文章详情

短信预约-IT技能 免费直播动态提醒

请输入下面的图形验证码

提交验证

短信预约提醒成功

网络安全知识:什么是模糊测试?

2024-11-30 12:26

关注

模糊测试的目标是检测未知的漏洞或错误。模糊测试通过被模糊处理的应用程序中的意外或异常行为揭示潜在的错误,例如崩溃、无限循环或用户或开发人员可能认为“不良”的其他行为。它通常通过改变输入到程序中的输入来实现这一点,希望进一步覆盖代码,因此程序的每个角落和缝隙都可以暴露给这个任意输入。目标是声称给定的程序足够健壮,可以按预期执行或找到程序中的错误,以便开发人员可以修复它们。

过去,模糊测试主要由安全社区使用。今天,模糊测试的能力比以往任何时候都容易;因此,模糊测试不仅被安全研究人员广泛使用,而且被软件开发人员和计算机工程师广泛使用。Fuzzing 的流行来自于使用自动化过程的能力,无需付出太多努力就能发现手动代码审查中遗漏的错误。模糊测试应用程序可以保持运行 - 只需最少的交互 - 一次最多可运行数天。

模糊测试是如何工作的?

虽然模糊测试看起来像是暴力破解,但实际上远不止于此。有一些活动部件使其与众不同。此外,并不是所有的模糊器都是一样的。

模糊器的类型

模糊器有两种形式:哑模糊器和智能模糊器。最流行的模糊测试应用程序往往是智能模糊测试器。然而,对于哑巴和智能模糊器仍然有有效的用例。

哑模糊器

dumb fuzzer 为在应用程序上执行模糊测试提供了一种快速简便的解决方案。这些模糊器的主要驱动概念是他们正在模糊测试的程序缺乏上下文或状态。模糊器通常不知道程序是否处于执行状态,也不知道程序是否正确接收了输入。他们只知道两件事:

鉴于这两个知识点,一个愚蠢的模糊器可以判断是否有一些随机输入输入到程序中导致它崩溃。或者,通过在向程序输入输入后分析程序的输出,可以使哑模糊器变得稍微聪明一些。这可能有助于找到不一定导致崩溃的其他问题,而是另一个意外操作。

愚蠢的模糊测试的缺点是缺乏对它所测试的程序的了解。这可能是一个问题的一个很好的例子是,如果输入的格式需要在特定的模板中,例如对于需要密钥、用户名或目录等参数的程序的某些配置文件。这对于一个愚蠢的模糊器来说可能是个问题,但是一个聪明的模糊器可以轻松解决这个问题!

智能模糊器

智能模糊器(或至少比基本的模糊器更智能)将允许开发人员或研究人员探索更多应用程序并可能发现以前未发现的错误。“智能”来自这些类型的模糊器中内置的一些通用智能。一些情报点可能包括:

如果模糊器能够识别这三个因素,那么为应用程序生成的输入类型将针对特定应用程序进行更精心的策划,从而比愚蠢的模糊测试更快地发现错误。
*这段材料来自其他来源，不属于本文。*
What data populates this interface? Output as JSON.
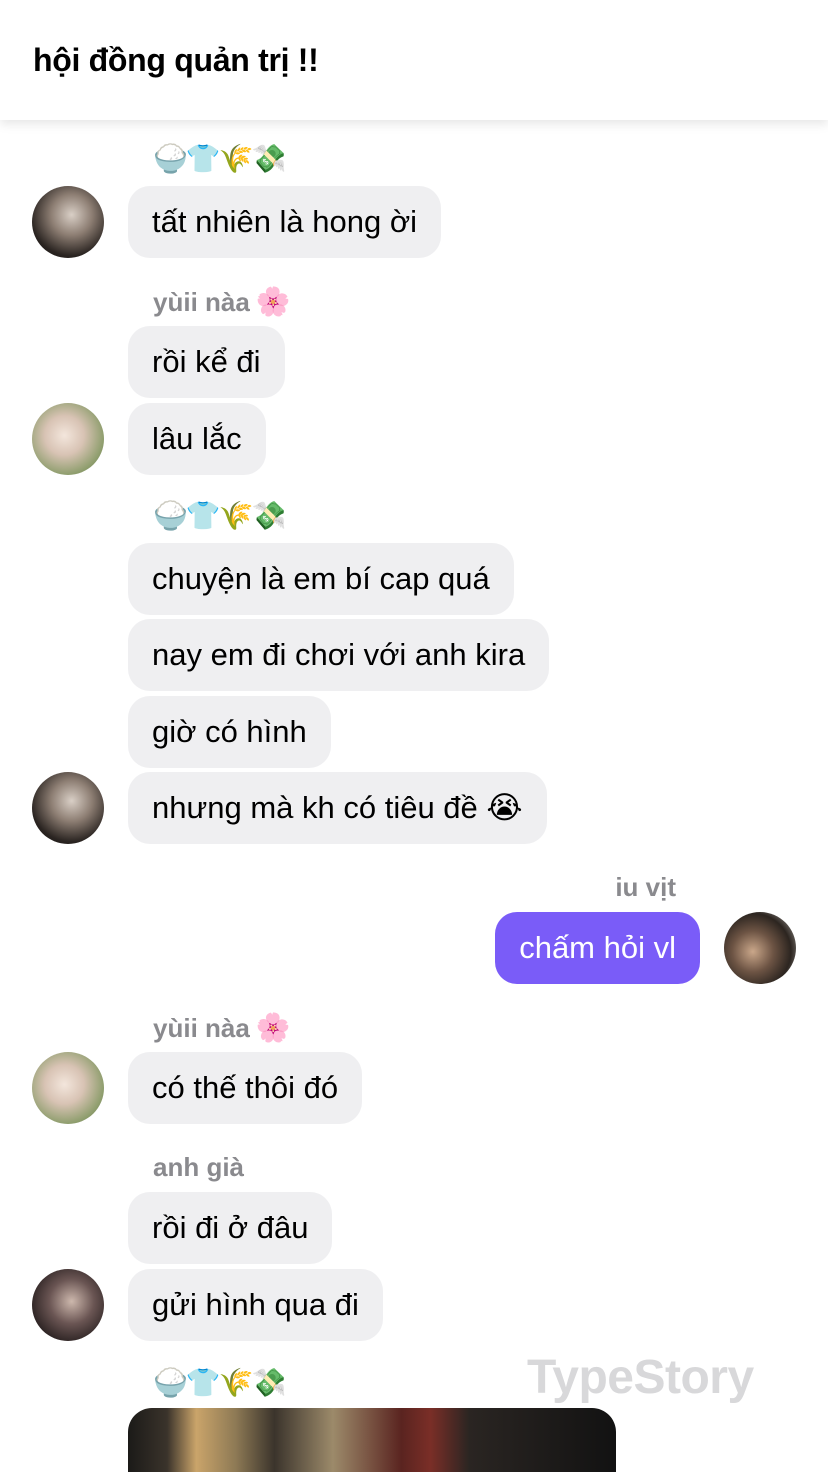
{
  "header": {
    "title": "hội đồng quản trị !!"
  },
  "messages": [
    {
      "sender": "🍚👕🌾💸",
      "text": "tất nhiên là hong ời"
    },
    {
      "sender": "yùii nàa",
      "sender_emoji": "🌸",
      "text": "rồi kể đi"
    },
    {
      "text": "lâu lắc"
    },
    {
      "sender": "🍚👕🌾💸",
      "text": "chuyện là em bí cap quá"
    },
    {
      "text": "nay em đi chơi với anh kira"
    },
    {
      "text": "giờ có hình"
    },
    {
      "text": "nhưng mà kh có tiêu đề 😭"
    },
    {
      "sender": "iu vịt",
      "text": "chấm hỏi vl"
    },
    {
      "sender": "yùii nàa",
      "sender_emoji": "🌸",
      "text": "có thế thôi đó"
    },
    {
      "sender": "anh già",
      "text": "rồi đi ở đâu"
    },
    {
      "text": "gửi hình qua đi"
    },
    {
      "sender": "🍚👕🌾💸"
    }
  ],
  "watermark": "TypeStory",
  "colors": {
    "my_bubble": "#7a5cf8",
    "other_bubble": "#efeff1",
    "sender_name": "#8a8a8e"
  }
}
通常,智能模糊器将使用不同类型的算法来生成这些任意输入。这与简单地使用绝对随机输入(例如从 /dev/urandom 读取)的愚蠢模糊器方法相反。一些方法包括:

模糊测试方法

描述

模板/语法模糊测试

  • 这是基于手动生成的模板的模糊测试,通常由模糊测试应用程序的用户生成。
  • 它用于具有输入协议或特定结构的应用程序。

引导模糊测试

  • 模糊测试应用程序监视目标应用程序状态的变化,然后使用这些知识生成下一个输入。

基于突变的模糊测试

  • 输入通过突变技术进行修改,例如位翻转、交换字节、删除字节或对先前的输入或种子进行其他奇怪的修改。
  • 这通常需要较少的设置,因为输入是通过种子创建的,然后随着时间的推移会由于突变而变得更加健壮。

基于生成/进化的模糊测试


  • 这是引导式模糊测试和基于突变的模糊测试的结合。

每种技术都有其优点和缺点,可能并不适合所有用例。模糊测试作为一个整体往往是一种“见机行事”的游戏,这意味着它是一个试穿多双鞋直到找到适合你的场景的过程。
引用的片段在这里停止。